GetRegion(ctx context.Context, key byte) (metapb.Region, metapb.Peer, error)
By calling this interface, we can locate the region where the key is located.
If we need to obtain multiple regions in a range: we will start from the startkey in this range, call getregion multiple times, and the endkey of each returned region will be used as the next requested startkey until the endkey of the returned region is greater than the endkey of the requested range.
There is an obvious problem in the above execution process: every time we read data, we need to access PD first, which will bring huge pressure on PD and affect the performance of the request.
To solve this problem: tikv client implements a component of regioncache to cache the region information.
When you need to locate the region where the key is located: if the regioncache hits, you do not need to access the PD.
There are two data structures in regioncache to save region information:
- Map; with map, you can quickly find the region according to the region ID,
- B-tree; use B-tree to find the region containing the key according to a key.
Strictly speaking, the region information saved on the PD is also a layer of cache; the real latest region information is stored on the tikv server, and each tikv server will decide when to split the region itself.
When the region changes, PD reports the information to PD. PD uses the reported region information to meet the query requirements of tidb server.
When we get the region information from the cache and send the request, tikv server will verify the region information to ensure that the requested region information is correct.
If the region is split, the region migration results in the change of region information. The requested region information will expire, and tikv server will return a region error.
In case of a region error, we need to clean up the regioncache, retrieve the latest region information, and resend the request.
2.4 tispark architecture
Tispark deeply integrates the spark catalyst engine, enabling spark to efficiently read the data stored in tikv for distributed computing.

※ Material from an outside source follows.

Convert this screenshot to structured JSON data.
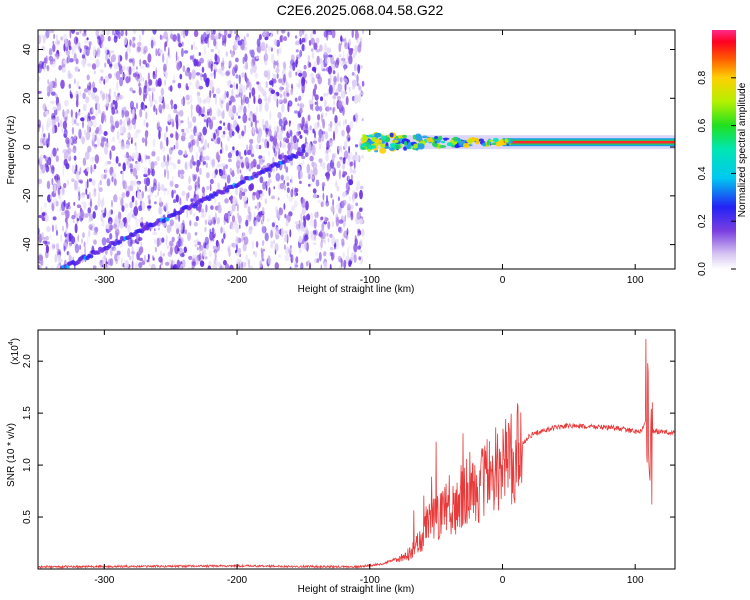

The getpartitions method in tirdd is analyzed as follows:
Through source code analysis: first obtain keywithregiontasks through splitrangebyregion, and create a tipartition for each regiontask.
It can be seen that the number of partition partitions in tispark is the same as that in tikv. If you want to improve the parallelism of tispark tasks, you can modify the following two parameter values:
Through the analysis of the above situations, as long as we can correctly understand the relationship between partitions and tasks in various scenarios, and then optimize the parameters that affect the partitions, we can also make the task with large amount of data quickly, and at the same time clearly answer the questions of data analysts.